Sunday, February 15, 2009

Ping Pong

I finally got up the courage to go and see it for myself. I had spent days hearing about it and had countless offers as I walked along Patpong and so one day in Bangkok, I decided that “today is the day”. It was time for me to step out of my conservative shell and live on the wild side. I was up for some ping pong.

However, I had a strong feeling that one should not ping pong alone, one should have company. I decided to go out for a drink and see if I could meet any other tourists who might be up for a visual extravaganza. As happens in touristy places, it is quite easy to meet people and soon I had temporarily befriended a flight attendant from the airline Pam Ann refers to as British fuckin’ Airways and another completely forgettable guy who I have forgotten everything about except that he had brown hair.

The three of us decided we were up for some ping pong, which was just two streets over from there we were and off we went. We were so naïve. Ping pong is not the only thing on the menu. There are a number of shows. The chopstick show. The lipstick show. The bottle show. And the list goes on and on. We confirmed there was no cover and a decent price for drinks. Those places have a reputation for luring people in and then slamming them with outrageous drink prices, sometimes more than ten times the normal price. We were assured everything was on the up and up and in we went.

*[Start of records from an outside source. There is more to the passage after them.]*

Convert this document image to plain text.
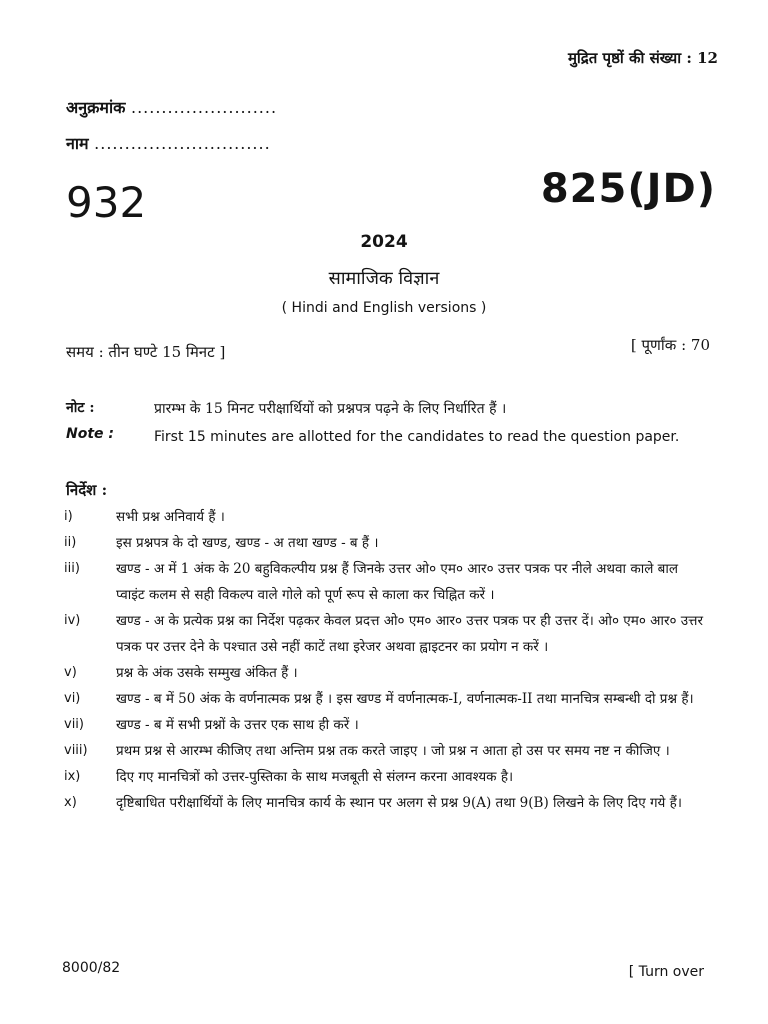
मुद्रित पृष्ठों की संख्या : 12
अनुक्रमांक ........................
नाम .............................
932	825(JD)
2024
सामाजिक विज्ञान
( Hindi and English versions )
समय : तीन घण्टे 15 मिनट ]	[ पूर्णांक : 70
नोट :	प्रारम्भ के 15 मिनट परीक्षार्थियों को प्रश्नपत्र पढ़ने के लिए निर्धारित हैं ।
Note :	First 15 minutes are allotted for the candidates to read the question paper.
निर्देश :
i)	सभी प्रश्न अनिवार्य हैं ।
ii)	इस प्रश्नपत्र के दो खण्ड, खण्ड - अ तथा खण्ड - ब हैं ।
iii)	खण्ड - अ में 1 अंक के 20 बहुविकल्पीय प्रश्न हैं जिनके उत्तर ओ० एम० आर० उत्तर पत्रक पर नीले अथवा काले बाल प्वाइंट कलम से सही विकल्प वाले गोले को पूर्ण रूप से काला कर चिह्नित करें ।
iv)	खण्ड - अ के प्रत्येक प्रश्न का निर्देश पढ़कर केवल प्रदत्त ओ० एम० आर० उत्तर पत्रक पर ही उत्तर दें। ओ० एम० आर० उत्तर पत्रक पर उत्तर देने के पश्चात उसे नहीं काटें तथा इरेजर अथवा ह्वाइटनर का प्रयोग न करें ।
v)	प्रश्न के अंक उसके सम्मुख अंकित हैं ।
vi)	खण्ड - ब में 50 अंक के वर्णनात्मक प्रश्न हैं । इस खण्ड में वर्णनात्मक-I, वर्णनात्मक-II तथा मानचित्र सम्बन्धी दो प्रश्न हैं।
vii)	खण्ड - ब में सभी प्रश्नों के उत्तर एक साथ ही करें ।
viii)	प्रथम प्रश्न से आरम्भ कीजिए तथा अन्तिम प्रश्न तक करते जाइए । जो प्रश्न न आता हो उस पर समय नष्ट न कीजिए ।
ix)	दिए गए मानचित्रों को उत्तर-पुस्तिका के साथ मजबूती से संलग्न करना आवश्यक है।
x)	दृष्टिबाधित परीक्षार्थियों के लिए मानचित्र कार्य के स्थान पर अलग से प्रश्न 9(A) तथा 9(B) लिखने के लिए दिए गये हैं।
8000/82	[ Turn over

Although there were no other people in the bar, the show was in full swing and at that moment featured a nude woman “clutching” a straw through which, using the simple power of suction, she picked up small rings off the floor and place them over the neck of a bottle. Our three mouths fell open at pretty much the same moment and we sat back on the bench to see some more. That was when the other 20 or so girls who were not performing came over to talk, try and get drinks from us and feel us all up. Suddenly we were being groped and rubbed and brushed. There were breasts in our faces, legs over our laps and firm hands squeezing our dangly bits.

That was enough for us. We put down our beers and made a beeline for the door. Of course, we were pulled back by the girls, stopped by the doorman and confronted by the manager all trying to get us to stay. We finally got outside, checked our pockets for wallets, phones, and anything else we had on us and made a mad dash back to the first bar we were at to put the whole episode behind us.